Scène de Bain devient grand grand grand !

La saison des festivals a pointé le bout de son nez…et son pommeau de douche ! Après avoir filmé Lilly Wood and The Prick, François & The Atlas Mountains ou encore La Féline aux  Francofolies de la Rochelle l’année dernière, la fine équipe strasbourgeoise de Scène de Bain donne l’assaut sur le festival de Dour munie de sa salle de bain clé en main…

En 2010, Mathieu Z’Graggen et Clément Protto donnent naissance à Scène de Bain, une webserie dédiée à des instants acoustiques tournés dans une salle de bain gentiment mise à disposition par des propriétaires ou locataires amateurs de musique. Leur ambition : démocratiser le chant sous la douche et profiter des sonorités uniques qu’offrent cette pièce d’eau. Entre concert intimiste et images décalées, Scène de bain n’a pas choisi son camp pour le bonheur des artistes et des internautes.

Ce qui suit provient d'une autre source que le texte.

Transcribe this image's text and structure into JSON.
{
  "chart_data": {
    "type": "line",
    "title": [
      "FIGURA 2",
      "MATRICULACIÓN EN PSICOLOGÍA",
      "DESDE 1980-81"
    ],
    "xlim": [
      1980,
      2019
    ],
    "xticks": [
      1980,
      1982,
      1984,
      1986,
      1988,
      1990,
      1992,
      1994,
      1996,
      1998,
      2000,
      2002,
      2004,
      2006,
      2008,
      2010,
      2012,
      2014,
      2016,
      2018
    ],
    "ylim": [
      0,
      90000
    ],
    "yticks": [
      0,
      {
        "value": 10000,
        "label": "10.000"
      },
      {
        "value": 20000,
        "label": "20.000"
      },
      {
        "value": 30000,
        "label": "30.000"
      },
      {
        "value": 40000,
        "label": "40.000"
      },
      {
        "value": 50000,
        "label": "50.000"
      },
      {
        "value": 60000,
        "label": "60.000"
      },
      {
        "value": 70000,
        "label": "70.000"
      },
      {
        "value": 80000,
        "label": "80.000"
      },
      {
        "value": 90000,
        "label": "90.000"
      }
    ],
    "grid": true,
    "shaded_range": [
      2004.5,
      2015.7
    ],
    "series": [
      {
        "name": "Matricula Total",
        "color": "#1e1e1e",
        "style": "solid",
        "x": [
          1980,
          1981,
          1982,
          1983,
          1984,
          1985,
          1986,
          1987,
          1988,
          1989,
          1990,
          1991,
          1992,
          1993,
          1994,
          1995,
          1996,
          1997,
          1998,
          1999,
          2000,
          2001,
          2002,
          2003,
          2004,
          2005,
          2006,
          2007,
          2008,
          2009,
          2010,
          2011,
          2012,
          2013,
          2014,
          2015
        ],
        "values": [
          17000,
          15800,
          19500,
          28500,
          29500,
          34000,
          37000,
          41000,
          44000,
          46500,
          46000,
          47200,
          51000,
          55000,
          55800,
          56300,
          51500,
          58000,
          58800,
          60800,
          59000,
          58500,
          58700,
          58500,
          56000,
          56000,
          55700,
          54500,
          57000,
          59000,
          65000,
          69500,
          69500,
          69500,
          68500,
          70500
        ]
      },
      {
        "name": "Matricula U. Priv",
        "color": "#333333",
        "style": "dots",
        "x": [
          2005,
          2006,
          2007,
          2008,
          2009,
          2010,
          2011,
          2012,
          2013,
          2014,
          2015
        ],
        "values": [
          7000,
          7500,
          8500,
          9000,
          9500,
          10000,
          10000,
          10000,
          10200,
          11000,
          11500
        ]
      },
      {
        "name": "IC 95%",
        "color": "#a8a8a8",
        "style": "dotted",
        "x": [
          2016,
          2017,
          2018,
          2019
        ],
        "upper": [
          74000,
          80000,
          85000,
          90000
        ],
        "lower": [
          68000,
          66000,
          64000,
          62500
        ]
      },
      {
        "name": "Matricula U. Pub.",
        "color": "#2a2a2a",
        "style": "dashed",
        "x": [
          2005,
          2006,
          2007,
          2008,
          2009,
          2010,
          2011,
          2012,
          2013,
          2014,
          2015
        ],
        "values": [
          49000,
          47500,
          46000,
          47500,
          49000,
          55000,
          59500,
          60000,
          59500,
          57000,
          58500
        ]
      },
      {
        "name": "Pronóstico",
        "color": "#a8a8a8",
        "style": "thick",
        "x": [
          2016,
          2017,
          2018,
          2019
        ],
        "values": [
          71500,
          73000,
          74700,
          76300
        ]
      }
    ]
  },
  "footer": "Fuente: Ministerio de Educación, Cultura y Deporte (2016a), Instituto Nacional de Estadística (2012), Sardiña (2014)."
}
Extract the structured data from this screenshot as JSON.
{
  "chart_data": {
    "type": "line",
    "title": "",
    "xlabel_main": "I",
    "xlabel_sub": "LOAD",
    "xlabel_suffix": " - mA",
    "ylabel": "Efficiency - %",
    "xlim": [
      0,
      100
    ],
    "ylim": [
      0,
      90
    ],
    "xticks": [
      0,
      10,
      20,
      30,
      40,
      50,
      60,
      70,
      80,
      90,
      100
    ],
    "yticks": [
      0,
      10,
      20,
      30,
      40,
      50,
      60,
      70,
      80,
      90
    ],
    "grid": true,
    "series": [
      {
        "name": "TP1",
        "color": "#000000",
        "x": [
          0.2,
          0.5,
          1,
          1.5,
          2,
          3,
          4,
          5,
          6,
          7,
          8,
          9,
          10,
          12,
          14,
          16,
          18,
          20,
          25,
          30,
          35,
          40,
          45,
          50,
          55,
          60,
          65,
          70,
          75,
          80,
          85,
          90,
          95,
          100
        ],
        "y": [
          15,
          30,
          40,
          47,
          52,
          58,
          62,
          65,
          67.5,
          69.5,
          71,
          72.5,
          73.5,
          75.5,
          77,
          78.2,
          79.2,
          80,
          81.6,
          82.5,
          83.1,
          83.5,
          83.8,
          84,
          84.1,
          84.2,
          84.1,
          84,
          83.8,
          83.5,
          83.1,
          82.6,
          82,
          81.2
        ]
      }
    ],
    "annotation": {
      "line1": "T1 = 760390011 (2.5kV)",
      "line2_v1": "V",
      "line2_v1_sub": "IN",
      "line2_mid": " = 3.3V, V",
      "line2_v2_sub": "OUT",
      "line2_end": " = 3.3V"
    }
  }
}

Depuis les premiers épisodes tournés à Strasbourg dans les salles de bain des copains, Clément et Mathieu ont tracé leur route. La deuxième saison marque une prise de position esthétique nette et une qualité de production digne des professionnels du genre. Remarqués par l’organisation des Francofolies de La Rochelle, ils sont alors invités à filmer quotidiennement les délires en forme de savon et de dentifrice des artistes programmés : Yael Naim ou Lilly Wood and The Prick, entre autres, sont passés par le bizutage de la baignoire.

 


 

110 000 visites, 5380 kilomètres parcourus, 50 vidéos, 3 saisons, une volonté qui les mène aujourd’hui au festival de Dour, du 12 au 15 juillet. Deux fois par jour, ils filmeront sur leur scène acoustique les artistes de passage. Et pour ceux qui ne pourront pas se déplacer à Dour, les vidéos seront montées sur place et mises en ligne sur le site, ou comment suivre le festival confortablement installés dans son transat.

 


Restés branchés !

Le site de Scène de Bain par ici
et le site du festival de Dour par .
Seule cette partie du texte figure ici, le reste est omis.